In der 56. Minute erzielte Moritz Hesse mit dem 27:26 die erste Führung für die Gäste, die anschließend den Sieg nicht mehr aus der Hand gaben. Zuvor hatte der Aufsteiger vieles richtig gemacht, die ersten 30 Minuten klar dominiert. „Mit der ersten Halbzeit können wir völlig zufrieden sein“, sagte Pohl-Thur. Vor allem Neuzugang Tim Dau stellte seine Torgefährlichkeit unter Beweis, steuerte zum 17:12-Halbzeitstand sechs Treffer bei. Zweiter Trumpf im HSG-Spiel war Torhüter Daniel Schäfer, der in den ersten 30 Minuten reihenweise Chancen der Gäste entschärfte. Nach dem 6:3 (10.) musste die HSG die Hamburger beim 7:8 (17.) zwar noch einmal herankommen lassen, erspielte sich aber über 15:11 (27.) bis zum Seitenwechsel ein komfortables Fünf-Tore-Polster.

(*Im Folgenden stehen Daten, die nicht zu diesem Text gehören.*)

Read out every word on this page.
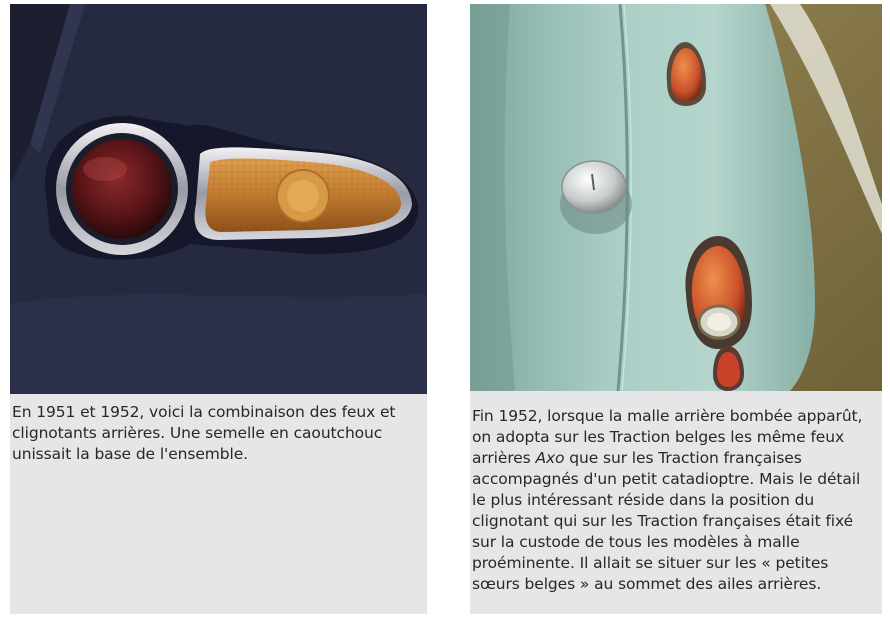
En 1951 et 1952, voici la combinaison des feux et clignotants arrières. Une semelle en caoutchouc unissait la base de l'ensemble.

Fin 1952, lorsque la malle arrière bombée apparût, on adopta sur les Traction belges les même feux arrières Axo que sur les Traction françaises accompagnés d'un petit catadioptre. Mais le détail le plus intéressant réside dans la position du clignotant qui sur les Traction françaises était fixé sur la custode de tous les modèles à malle proéminente. Il allait se situer sur les « petites sœurs belges » au sommet des ailes arrières.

Nach dem Wiederanpfiff spielten die körperlich überlegenen Gäste um den überragenden Felix Weber (11 Tore) ihre athletischen Fähigkeiten aus und holten Tor um Tor auf. Beim 19:17 (35.) betrug der Vorsprung nur noch zwei Treffer, beim 25:25 (48.) konnten die Gäste erstmals in der Partie gleichziehen. Dass das Spiel in den letzten zehn Minuten dann endgültig zu Gunsten der Hamburger kippte, war aber nicht allein auf die Stärke des Gegners zurückzuführen. Pohl-Thur: „Wir haben in der Schlussphase den Barmbeker Torhüter Matthias Nagl regelrecht zum Weltmeister geworfen.“ Die Gastgeber ließen zahlreiche gute Möglichkeiten ungenutzt – und wurden am Ende bitter dafür bestraft.

HSG Schülp/Westerrönfeld/RD: Schäfer, Tietjens – Sawitzki (2), Pieper (5/2), Jüschke (1), Petriesas , Dau (8), Seehase, Ranft (7), Bünger (1), Kohnagel, Reick, Walder (3).